“Farmers’ sons — just like their fathers, only down-sized”

I’M UP on the west coast in deepest rural Ireland, lying on the sofa in a friend’s sitting room.

“Farmers’ sons — just like their fathers, only down-sized”

Looking out of the window, I can see a car weaving in and out of view on the lakeside road — my friend returning home from work. She comes in, throws her keys on the kitchen table and drops her bag. Then she sits down on the sofa and leans back, smiling.

“How was your day?” I ask.

She looks at me. “One of these days you’ll have to come to my school and meet some of the kids,” she says. “I swear they’d crack you up.”

My friend teaches in a tiny national school — somewhere tricky to find on the edge of the map. Its social demographic has remained unchanged for donkey’s years and has her in stitches half the time. “Well, Fachtna does, anyway,” she says.

“There are five boys that sit at the back of my class in a knot,” she explains, “farmers’ sons — just like their fathers, only down-sized.”

I can see these boys in my mind’s eye; so integral to their place of birth, that it’s easier to imagine their feet grew straight up out of the warm earth, rather than their mother’s bellies.

Stocky, with a round, wind-blown farmer’s head, Fachtna sits with his pals at the back, cheerily discussing all things land and animal in an accent thick enough to cut. Today he was giving up the names of the cows in his father’s herd to anyone who might listen. “Shlack-Arse” was one name he mentioned in passing.

Her seven and eight-year-old pupils are typically credulous — as certain that the world is round as they are that God is real — which expedites my friend’s job of preparing them for their First Holy Communion and Confession.

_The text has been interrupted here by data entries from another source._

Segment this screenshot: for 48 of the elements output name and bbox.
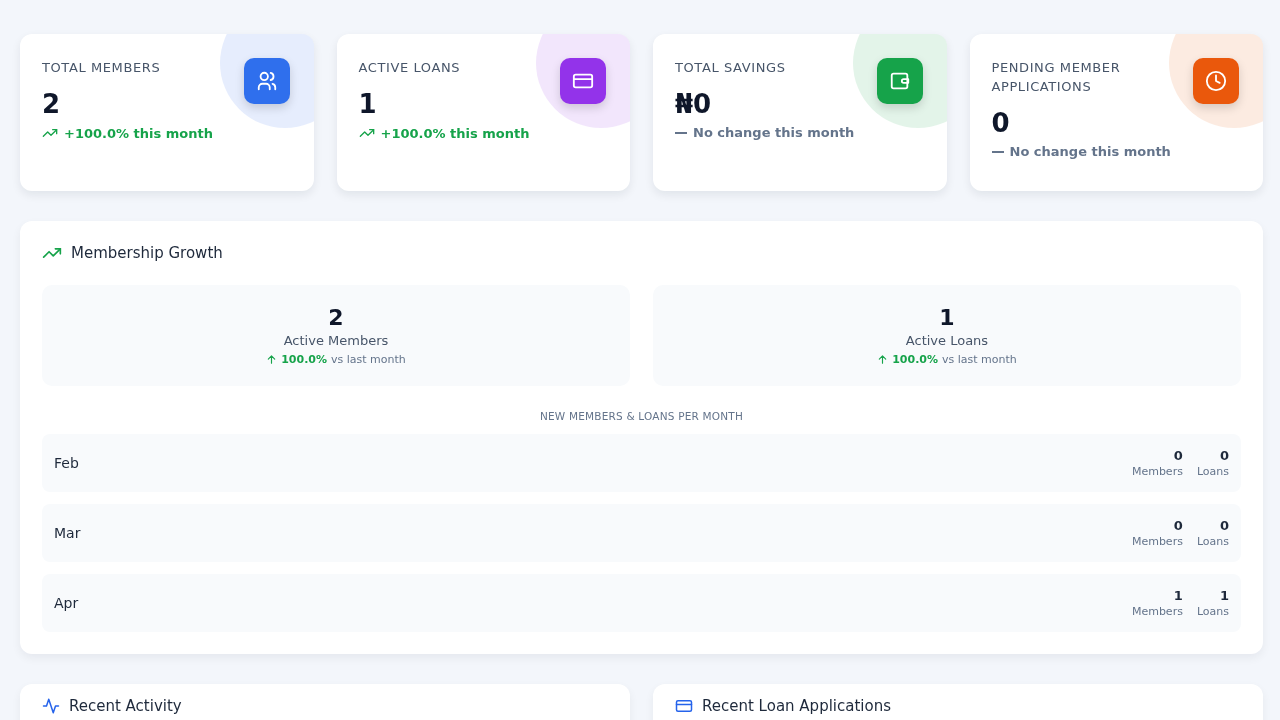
- summary-note: vs last month: [331, 353, 406, 366]
- panel-title: Membership Growth: [71, 244, 223, 262]
- stat-change: +100.0% this month: [64, 125, 213, 141]
- dash-icon: [991, 150, 1004, 153]
- loans-label: Loans: [1196, 535, 1229, 548]
- summary-label: Active Members: [283, 333, 389, 348]
- members-count: 1: [1173, 588, 1183, 603]
- arrow-up-icon: [266, 354, 278, 365]
- stat-change: +100.0% this month: [380, 125, 530, 141]
- people-icon: [255, 70, 278, 92]
- loans-label: Loans: [1196, 605, 1229, 618]
- members-count: 0: [1173, 518, 1183, 533]
- panel-title: Recent Activity: [69, 697, 182, 715]
- arrow-up-icon: [877, 354, 889, 365]
- members-label: Members: [1131, 535, 1183, 548]
- members-count: 0: [1173, 448, 1183, 463]
- summary-note: vs last month: [942, 353, 1017, 366]
- loans-count: 1: [1219, 588, 1229, 603]
- stat-label: PENDING MEMBER APPLICATIONS: [991, 59, 1122, 96]
- credit-card-icon: [675, 697, 693, 715]
- wallet-icon: [888, 70, 911, 92]
- summary-value: 1: [939, 305, 955, 330]
- stat-value: 0: [991, 108, 1010, 138]
- stat-value: ₦0: [675, 89, 712, 119]
- month-name: Mar: [54, 525, 81, 541]
- dash-icon: [675, 131, 687, 134]
- stat-value: 2: [42, 89, 61, 119]
- clock-icon: [1205, 70, 1227, 92]
- members-label: Members: [1131, 605, 1183, 618]
- loans-count: 0: [1219, 518, 1229, 533]
- loans-count: 0: [1219, 448, 1229, 463]
- stat-value: 1: [358, 89, 377, 119]
- summary-value: 2: [328, 305, 344, 330]
- stat-label: TOTAL MEMBERS: [42, 59, 162, 77]
- summary-percent: 100.0%: [892, 353, 938, 366]
- stat-label: TOTAL SAVINGS: [675, 59, 787, 77]
- pulse-icon: [42, 697, 60, 715]
- members-label: Members: [1131, 465, 1183, 478]
- month-name: Feb: [54, 455, 79, 471]
- section-heading: NEW MEMBERS & LOANS PER MONTH: [538, 410, 745, 422]
- loans-label: Loans: [1196, 465, 1229, 478]
- stat-change: No change this month: [1009, 144, 1171, 159]
- stat-label: ACTIVE LOANS: [358, 59, 462, 77]
- stat-change: No change this month: [693, 125, 855, 140]
- panel-title: Recent Loan Applications: [702, 697, 891, 715]
- summary-label: Active Loans: [905, 333, 989, 348]
- month-name: Apr: [54, 595, 79, 611]
- summary-percent: 100.0%: [281, 353, 327, 366]
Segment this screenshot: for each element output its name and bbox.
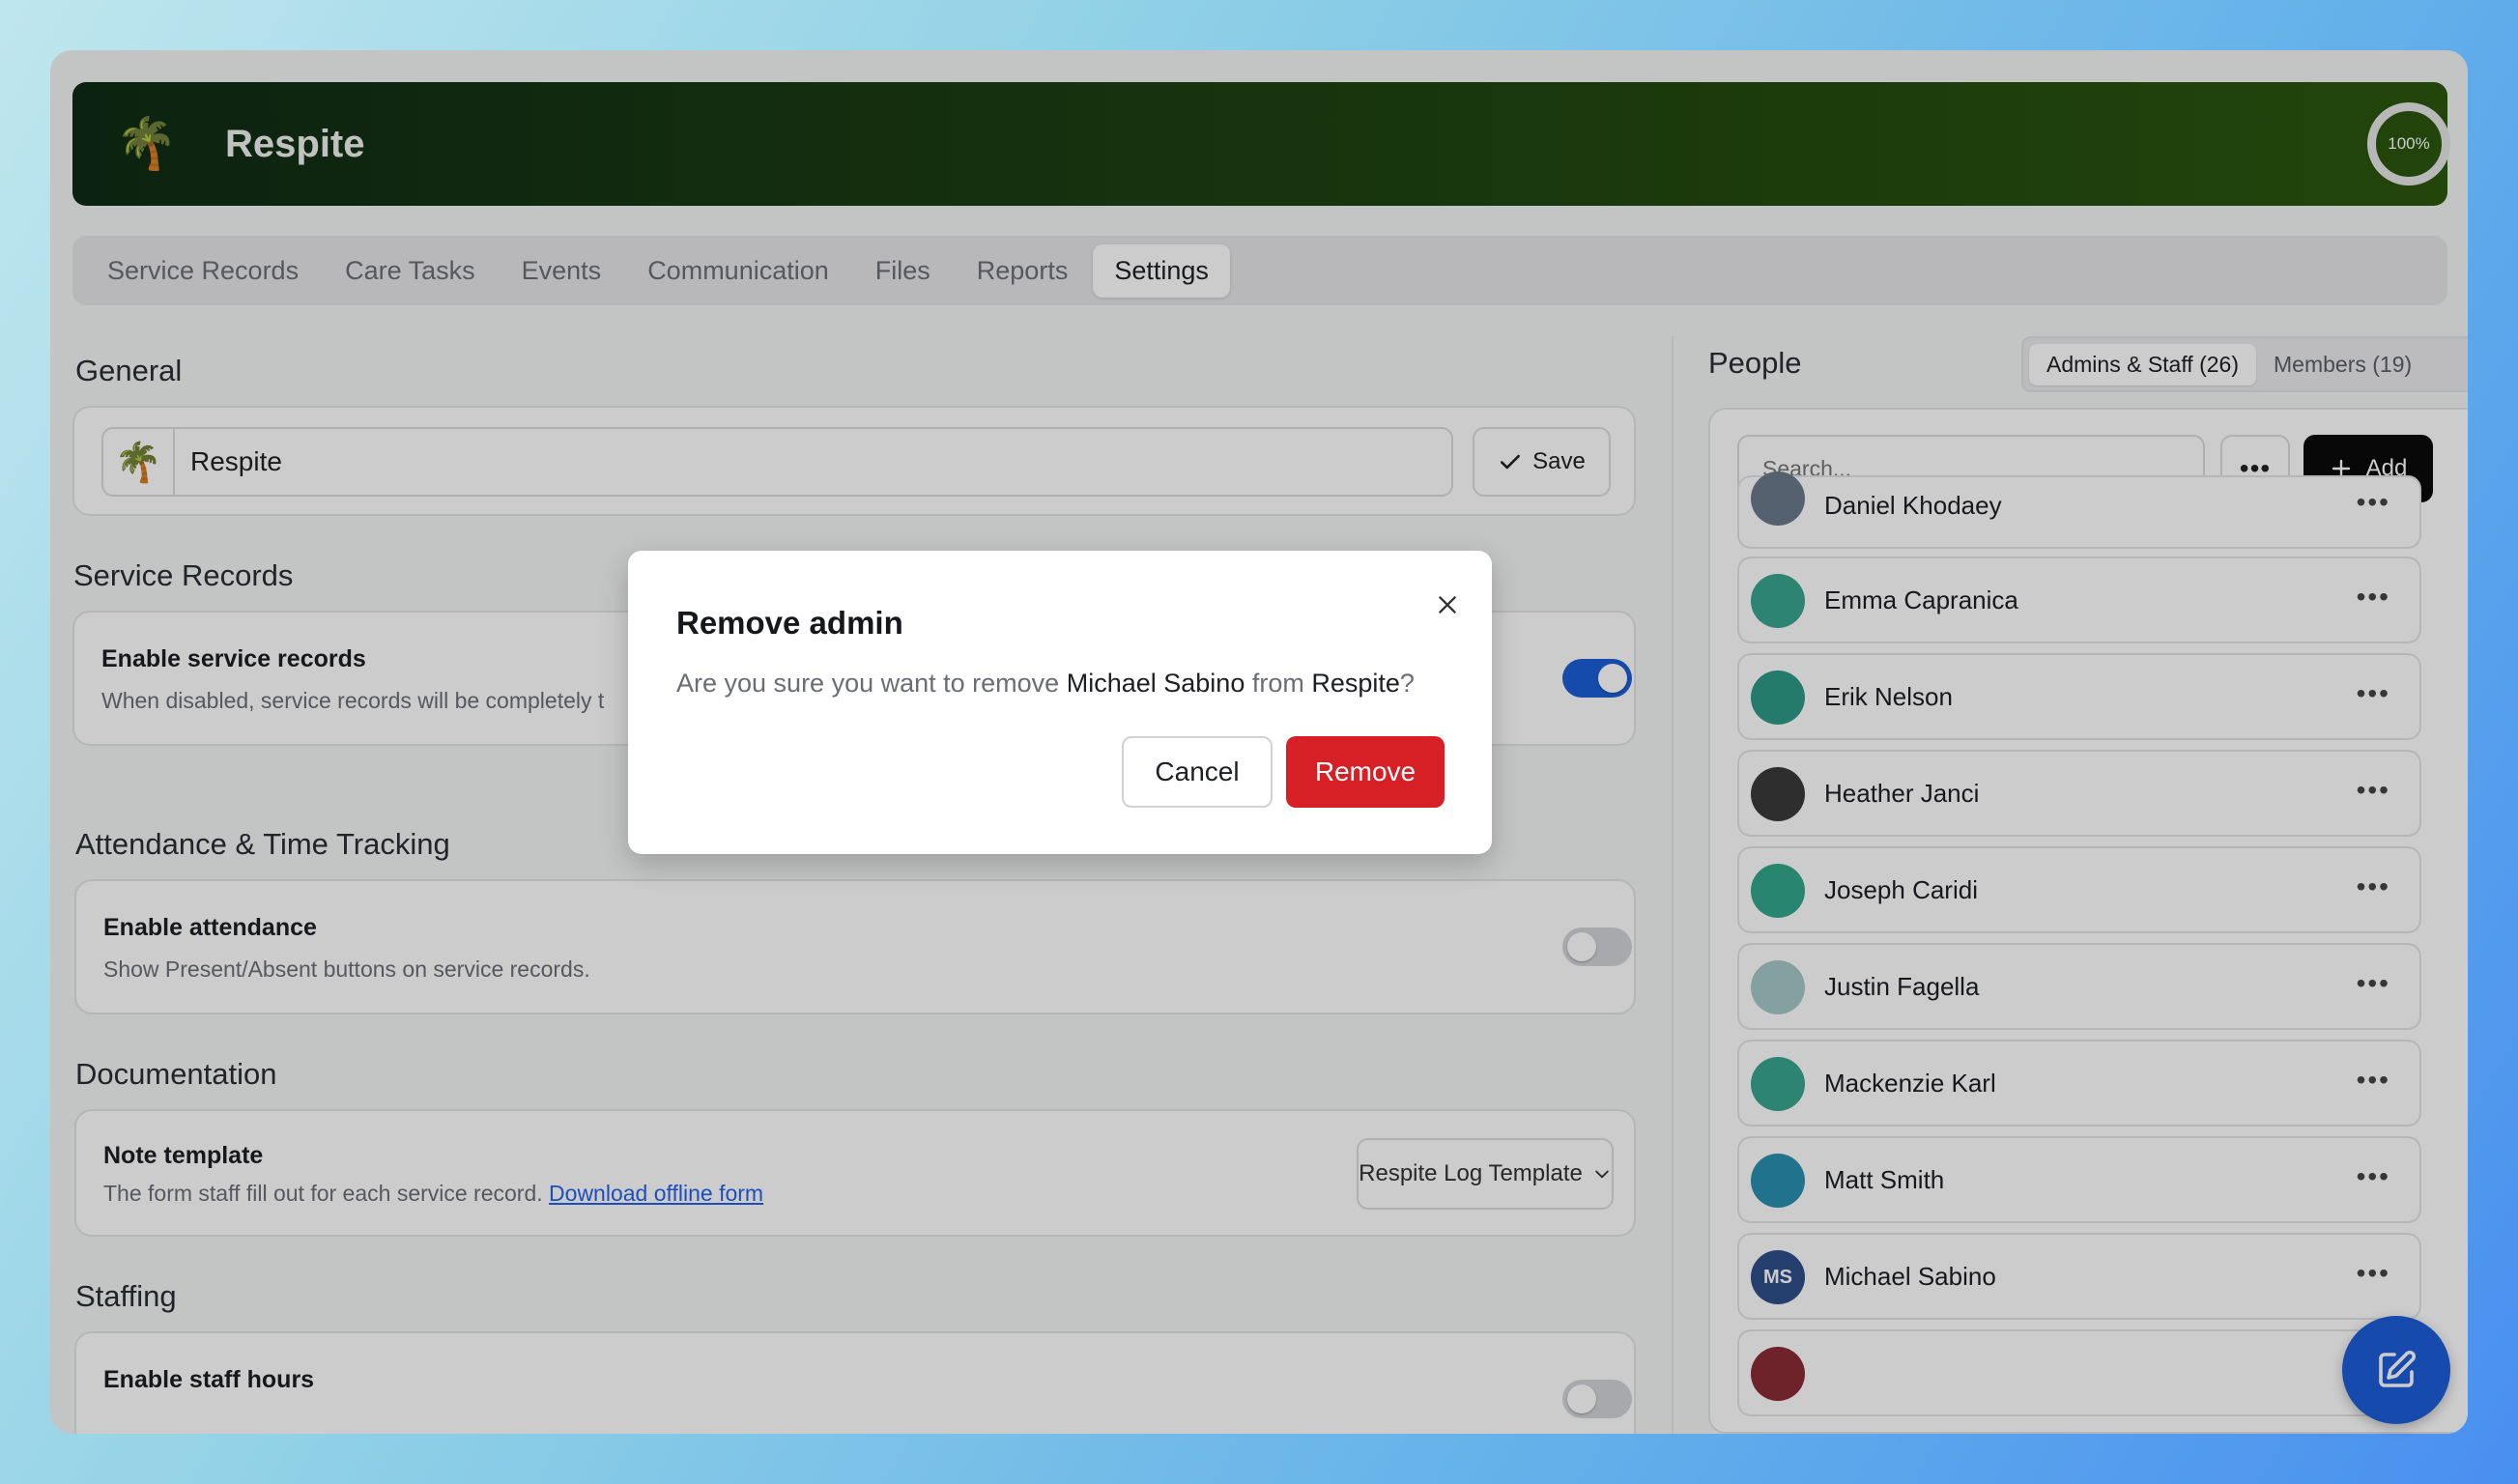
remove-admin-dialog: Remove admin Are you sure you want to re…	[628, 551, 1492, 854]
dialog-message: Are you sure you want to remove Michael …	[676, 669, 1415, 699]
dialog-group-name: Respite	[1311, 669, 1400, 698]
dialog-message-prefix: Are you sure you want to remove	[676, 669, 1060, 698]
close-icon[interactable]	[1428, 585, 1467, 624]
dialog-title: Remove admin	[676, 605, 903, 641]
dialog-message-mid: from	[1251, 669, 1304, 698]
cancel-button[interactable]: Cancel	[1122, 736, 1273, 808]
dialog-message-suffix: ?	[1399, 669, 1415, 698]
dialog-person-name: Michael Sabino	[1066, 669, 1245, 698]
remove-button[interactable]: Remove	[1286, 736, 1445, 808]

If the rest of Ireland is dancing on the grave of the Catholic Church’s authority, her pupils don’t know it. “They’re seven,” she says. They’re not in the habit of sanding down the edges of their catechetical training with scepticism, nor does it occur to them to question the system of which these two sacraments are a part.

Today she took them for a practice-run to church, hoping, she says, that they might acquire at least a patina of decorum before the big day — just enough to see them from pew to altar-rail and back again without unfortunate incident.

On their return to school, Fachtna and his four pals resume their position at the back of the classroom. My friend notices that Fachtna was uncharacteristically quiet.

“He’s looking at me, kind of… speculatively,” she says. He sits for a while, staring at his teacher, who’s re-capping key parts of the catechism. At which point, Fachtna approaches her desk with purpose in his step.

He stands in front of her, arms folded, eyebrows up. “Hey Miss,” he says and fixes her with a presaging look.

“Hey Miss, you mean to tell me that my sister did all a dis in first class?”

“Yes, Fachtna, both your sisters made their First Holy Communion,” she says.

“Y’sure now that Sinead did it, y’know, Sinead, in fifth class, Miss?”

“I prepared Sinead for Holy Communion myself, Fachtna.”

“And y’sure now she made her confession an all a dat, Miss?”

“Yes, Fachtna, I’m sure.”

“And Miss, you told her all about the lovin’ and the prayin’ and about the bein’ kind and all?”

“Yes, Fachtna. Don’t you remember going to the church with your family, when she made her First Communion?”

“No Miss,” he says shaking his head, “sure I don’t.”

“Well, Fachtna, all I can say, I taught your sister Sinead everything, just like I’m teaching you.”

“Well, Miss,” he says, “if y’don’t mind, I’ll tell you somethin’.”

My friend doesn’t mind at all. She’s keen to understand the precise nature of Fachtna’s dilemma.

“What’s that then, Fachtna?”

He fixes her with a different look; the kind that a disappointed judge might give over the top of his specs, after he’s considered all the incriminating evidence that’s been presented to him, and reached his final verdict.

“Well Miss,” he says, conclusively, “you know Sinead?”

“Yes, Fachtna.”

“Well,” he says, “she still be’s mean.”